It seems even weirder because the movie seems to focus on the strength of trying despite failures, on Chris' unwavering perseverance and determination. Two scenes in the movie actually reflect this very well: first, when Chris gets a chance to impress his future employer, in 10 to 20 minutes on a cab ride. As the cab races to the destination, Chris struggles with the Rubik's cube, turning it round and round desperately. The urgency in his moves is well-captured, for he knows he had to get it right, for this journey on the cab could well be a ticket to the journey of his life itself. To me that scene in the cab summed up the movie - try, try and try again. You have to determine all the moves for yourself and you have to get it right. That is how one pursues happiness, and Chris' life is a testimony to that.
All this is voiced in one way or other when Chris talks to his son in the movie. In one scene when Chris is playing basketball with his son, he says he never made it as a basketball player and his son wouldn't make it too. And just immediately after, he tells the kid, "Don't ever let someone tell you, you can't do something. Not even me." Or at another time he says, "You got a dream, you gotta protect it. People can't do something themselves, they wanna tell you that you can't do it. You want something? Go get it. Gardner". And that's what Chris does - he gets out there, works himself out and makes it - really makes it, giving hope to a lot of others like him.
I also found a lot of similarities between The Pursuit of Happyness and the Indian flick Guru. Even if they seem to be set in times separated by decades and in locations separated by the seven seas, at one level both Chris Gardner and Gurukant Desai are about the same thing - about breaking the shackles of poverty, about pursuing one's dreams, about making a lot of money, and about succeeding in life. In one of the early scenes in the Indian movie, his father tells Guru to be realistic, to stop chasing dreams because dreams never become a reality. There is a context to this statement - Guru's father believes so because he himself had never succeeded when he acted on his own ambitions and dreams, and hence he believes no one can. Something very similar to what Chris' says in the movie - "People can't do something themselves, they wanna tell you that you can't do it." Chris breaks law too even though they may seem minor in comparison to what Guru does - not paying his tickets, not paying the cab driver, sleeping in public toilets etc. But what redeems this man is his extreme love for his son - that indeed is one of the most touching dimensions of the movie.

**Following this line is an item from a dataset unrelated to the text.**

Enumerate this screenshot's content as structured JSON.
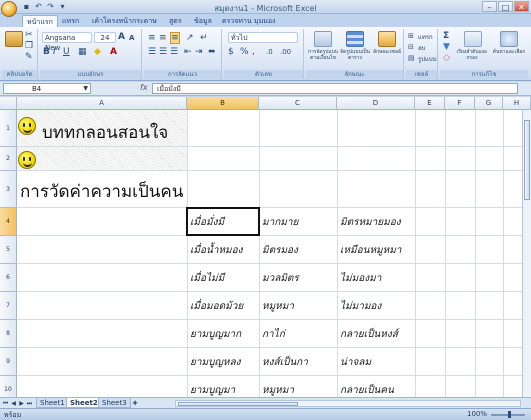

In both the movies though there is one aspect that just doesn't seem to work for me - for both Chris and Guru the pursuit of happiness is in making it, success was in building business empires, in becoming multi-millionaires. While I understand that without money to cover the basic needs in life, happiness is indeed elusive, this all out emphasis on money and more money is something I can't relate to. But then that is me.
Even though it is painful to watch, The Pursuit of Happyness is worth a dekko. You will get out of the theatre feeling good and hopeful.